Via Absolute Return-Alpha some excerpts:
- With the avalanche of announcements over the weekend out of Europe and the IMF (and even the US Federal Reserve), I think it is important to communicate our views. The Lisbon Treaty explicitly prohibits direct monetization of fiscal deficits (i.e. printing money out of thin air in order to perpetuate deficit spending) because central bankers are (or I guess at least "were") aware it is the path to severe inflation or even hyperinflation.
- Just as the Romans did time and time again, the EU has now decided to change from the rule of law to the rule of man when it suits them. With none of the sixteen members of the currency union forecasted to be in compliance with the Maastricht Treaty (the foundation on which the EMU is built) in 2010, today's actions further attempt to eliminate the natural policing role that markets play with respect to egregious economic behavior. It looks like there will be no consequences for fiscal profligacy... no negative implications for continuing to spend far beyond one’s means... there will be nothing but moral hazard for running massive deficits as member countries can now hold hostage the entire EU (as Greece has done).
- The ECB’s monetary policy action simply adds to the moral hazard that was originally created on the fiscal side of the problem. The pattern is now set. This is exactly how very smart people meeting together in order to "solve" a debt crisis frequently (and now permanently, it appears) mistake a solvency crisis for a liquidity crisis. From now on, it seems everything will be deemed to be a liquidity crisis that will be met with more "bail-outs" and debt financed spending.
- This will eventually break traction in a violent way and facilitate severe inflation or even hyperinflation. The one thing the EU taught us this weekend is that paper money will be worth less (maybe much less) in the future.
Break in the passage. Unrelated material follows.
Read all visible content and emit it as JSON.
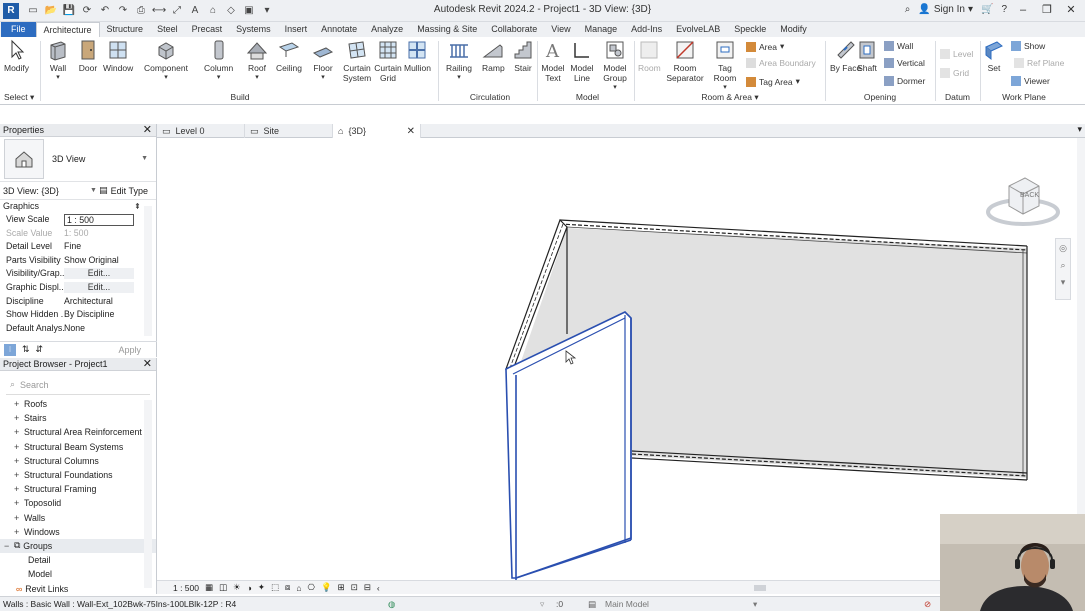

- Germany weakened itself as it has now abandoned the core bargain of the Euro (which was that they would never be responsible for another country’s debt) by opting to be the largest guarantor of a new loan program that essentially makes European countries joint and severally liable for emergency funds for the worst fiscal offenders in the EU. It has begun a process of ceding its fiscal sovereignty to the over-indulgent countries. I still cannot believe Germany has done this. No wonder Merkel’s government is so unpopular.
- We believe that there is a “Keynesian End” to the policy du jour that governments can solve all their fiscal and economic problems with more debt and more cross guarantees (aided and abetted by desperate central bankers). We at Hayman believe this theoretical endpoint is reached when debt service exceeds government revenues. Of course, any particular country has certain fixed expenses beyond debt service; therefore, the real endpoint occurs significantly in front of our definition.
- Outside of Greece and “Club Med” countries, Japan will begin to grace the front pages of newspapers very shortly. Japan has already reached a point where its central government tax revenues are eclipsed by debt service and social security payments alone. Coupled with its debt and demography problems, the world's second largest economy is about to enter a real bond crisis.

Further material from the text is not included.